PATI – Petani di sebagian wilayah Kabupaten Pati mulai memasuki masa panen Musim Tanam (MT) II. Namun, hasil panen tahun ini mengalami penurunan cukup signifikan dibanding musim sebelumnya. Meski demikian, turunnya produksi diimbangi dengan kenaikan harga gabah yang memberikan sedikit angin segar bagi petani.
Salah seorang petani, Kamelan, mengatakan penurunan hasil panen kali ini diperkirakan mencapai hampir 20 persen. Menurutnya, ada beberapa faktor yang menyebabkan produktivitas padi menurun.
Faktor utama yang memengaruhi hasil panen adalah kondisi cuaca yang tidak menentu selama masa tanam. Hujan disertai angin yang terjadi saat fase penyerbukan menyebabkan proses pembentukan bulir padi tidak berlangsung optimal.
“Cuaca tidak stabil. Saat masa penyerbukan terjadi hujan dan angin sehingga proses penyerbukan terganggu. Itu cukup berpengaruh terhadap hasil panen,” ujar Kamelan asal Desa Jambean Kidul, Kecamatan Margorejo, Pati, Senin (8/6/2026).
Selain faktor cuaca, tingginya harga sarana produksi pertanian juga menjadi penyebab menurunnya hasil panen. Harga pupuk non-subsidi dan obat-obatan pertanian yang terus meningkat membuat sebagian petani mengurangi intensitas pemupukan maupun penyemprotan.
Menurut Kamelan, kondisi tersebut membuat perawatan tanaman tidak dapat dilakukan secara maksimal sehingga berdampak pada produktivitas lahan.
“Karena harga obat-obatan dan pupuk non-subsidi mahal, banyak petani yang menahan biaya produksi. Akibatnya pemupukan dan penyemprotan tidak maksimal,” katanya.

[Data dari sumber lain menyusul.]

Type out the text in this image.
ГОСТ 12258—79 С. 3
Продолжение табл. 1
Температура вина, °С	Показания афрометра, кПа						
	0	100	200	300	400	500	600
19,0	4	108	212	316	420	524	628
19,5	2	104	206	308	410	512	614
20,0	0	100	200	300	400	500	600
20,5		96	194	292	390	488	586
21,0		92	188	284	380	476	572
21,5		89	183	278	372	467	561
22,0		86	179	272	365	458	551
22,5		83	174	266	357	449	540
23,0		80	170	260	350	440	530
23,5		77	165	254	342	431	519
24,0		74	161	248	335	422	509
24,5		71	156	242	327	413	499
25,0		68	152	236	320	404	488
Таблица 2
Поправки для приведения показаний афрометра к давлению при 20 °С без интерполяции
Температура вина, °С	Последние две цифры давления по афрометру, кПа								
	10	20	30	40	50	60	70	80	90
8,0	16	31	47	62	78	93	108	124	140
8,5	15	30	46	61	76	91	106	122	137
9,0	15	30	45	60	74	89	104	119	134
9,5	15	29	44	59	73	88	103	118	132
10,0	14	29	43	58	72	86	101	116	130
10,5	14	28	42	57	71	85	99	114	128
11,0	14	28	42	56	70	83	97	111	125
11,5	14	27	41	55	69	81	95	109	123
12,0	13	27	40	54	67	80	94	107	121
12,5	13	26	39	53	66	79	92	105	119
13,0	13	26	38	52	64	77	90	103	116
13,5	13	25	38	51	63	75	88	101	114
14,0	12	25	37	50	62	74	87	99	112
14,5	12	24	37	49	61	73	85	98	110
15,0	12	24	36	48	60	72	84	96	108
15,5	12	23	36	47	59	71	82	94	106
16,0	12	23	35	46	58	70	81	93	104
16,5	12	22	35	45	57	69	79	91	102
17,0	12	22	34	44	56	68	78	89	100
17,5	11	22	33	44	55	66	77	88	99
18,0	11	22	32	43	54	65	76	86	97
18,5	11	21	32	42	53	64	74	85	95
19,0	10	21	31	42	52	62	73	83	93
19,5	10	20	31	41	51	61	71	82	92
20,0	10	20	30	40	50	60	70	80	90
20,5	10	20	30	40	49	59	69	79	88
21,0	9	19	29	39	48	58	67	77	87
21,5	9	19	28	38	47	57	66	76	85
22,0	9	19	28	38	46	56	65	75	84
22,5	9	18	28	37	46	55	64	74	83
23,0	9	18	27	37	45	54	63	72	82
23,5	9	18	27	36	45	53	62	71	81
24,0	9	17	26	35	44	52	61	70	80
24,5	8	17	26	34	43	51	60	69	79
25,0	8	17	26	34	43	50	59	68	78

Meski produksi menurun, petani masih mendapatkan keuntungan dari meningkatnya harga gabah di tingkat petani. Saat ini harga gabah berkisar antara Rp8.000 hingga Rp8.200 per kilogram, tergantung kualitas hasil panen.
Harga tersebut lebih tinggi dibandingkan musim tanam sebelumnya yang berada di kisaran Rp7.500 hingga Rp7.700 per kilogram.
Kamelan menyebut kenaikan harga gabah mulai terjadi sekitar dua pekan terakhir. Menurutnya, terbatasnya pasokan gabah di pasaran menjadi salah satu faktor yang mendorong harga naik.
“Alhamdulillah, walaupun hasil panen turun, harga gabah sekarang lebih baik. Saat ini sekitar Rp8.000 sampai Rp8.200 per kilogram, sedangkan sebelumnya hanya Rp7.500 sampai Rp7.700,” ungkapnya.
Petani berharap, kondisi harga gabah yang cukup tinggi dapat membantu menutupi berkurangnya hasil panen serta meningkatnya biaya produksi yang harus mereka keluarkan selama musim tanam berlangsung.